Masters 2019
Die Rückkehr des Champions
24. März 2022 , Felix Grewe
Mit seinem Sieg beim Masters 2019 schreibt Tiger Woods Sportgeschichte. Wir blicken mit Text und Video zurück auf ein Comeback, das unvergessen bleiben wird.

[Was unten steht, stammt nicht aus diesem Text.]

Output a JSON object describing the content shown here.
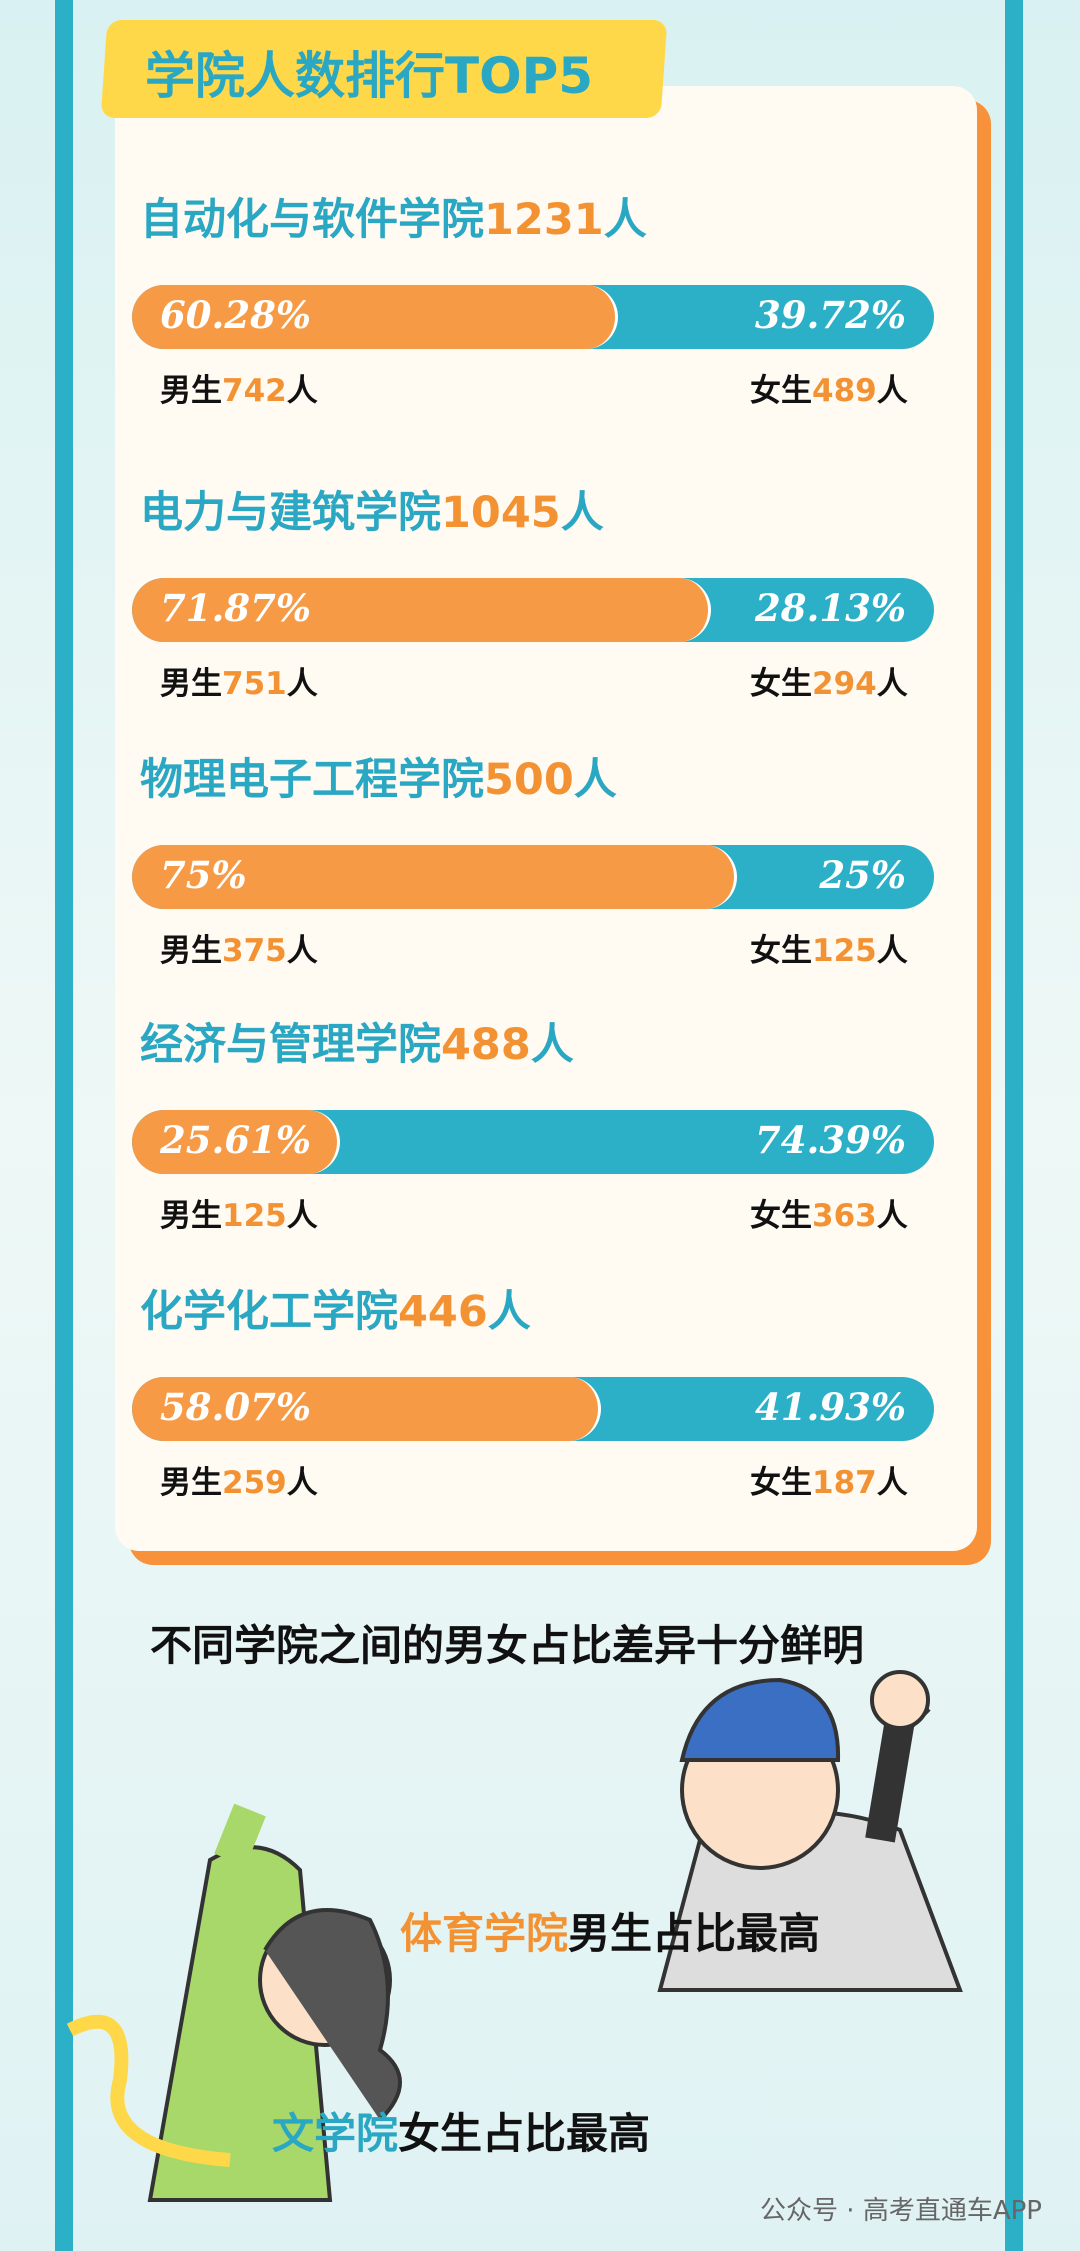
{
  "header": {
    "title": "学院人数排行TOP5"
  },
  "unit": "人",
  "male_label": "男生",
  "female_label": "女生",
  "colleges": [
    {
      "name": "自动化与软件学院",
      "total": 1231,
      "male_pct": "60.28%",
      "female_pct": "39.72%",
      "male": 742,
      "female": 489
    },
    {
      "name": "电力与建筑学院",
      "total": 1045,
      "male_pct": "71.87%",
      "female_pct": "28.13%",
      "male": 751,
      "female": 294
    },
    {
      "name": "物理电子工程学院",
      "total": 500,
      "male_pct": "75%",
      "female_pct": "25%",
      "male": 375,
      "female": 125
    },
    {
      "name": "经济与管理学院",
      "total": 488,
      "male_pct": "25.61%",
      "female_pct": "74.39%",
      "male": 125,
      "female": 363
    },
    {
      "name": "化学化工学院",
      "total": 446,
      "male_pct": "58.07%",
      "female_pct": "41.93%",
      "male": 259,
      "female": 187
    }
  ],
  "summary": "不同学院之间的男女占比差异十分鲜明",
  "notes": [
    {
      "highlight": "体育学院",
      "text": "男生占比最高"
    },
    {
      "highlight": "文学院",
      "text": "女生占比最高"
    }
  ],
  "footer": {
    "source": "公众号",
    "brand": "高考直通车APP"
  }
}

Fabelhafte Comebacks in der Sportgeschichte hat es in den vergangenen Jahrzehnten viele gegeben. Da wäre zum Beispiel George Foreman zu nennen, vielleicht erinnern Sie sich? 1974 der legendäre „Rumble in the Jungle“ gegen Muhammad Ali, drei Jahre später der Rücktritt. Foreman wird Priester, nicht unbedingt der klassische Werdegang eines Boxers. 1987 kehrt er in den Ring zurück und wird 1994, mit 45 Jahren, der älteste Schwergewichts-Weltmeister der Geschichte. Martina Navratilova, Grande Dame des Tennis, sagt 1994 in Wimbledon Goodbye, mit fast 38 Jahren, und ist 2000 plötzlich wieder da – im Doppel und im Mixed, wo sie drei weitere Grand-Slam-Titel gewinnt, den letzten kurz vor ihrem 50. Geburtstag. Oder ihre Kollegin Jennifer Capriati, einst als Wunderkind gefeiert, dann Mitte der 90er-Jahre wegen Drogenbesitzes im Knast und sechs, sieben Jahre später die Nummer eins der Welt. Michael Jordan, Niki Lauda, Henry Maske, Hermann Maier – sie alle und noch viele andere Sportler haben Geschichten wundersamer Wiederauferstehungen geschrieben. Doch das Drehbuch von Augusta 2019, mit Tiger Woods in der Hauptrolle, sticht aus all diesen unvergessenen Sportmomenten hervor.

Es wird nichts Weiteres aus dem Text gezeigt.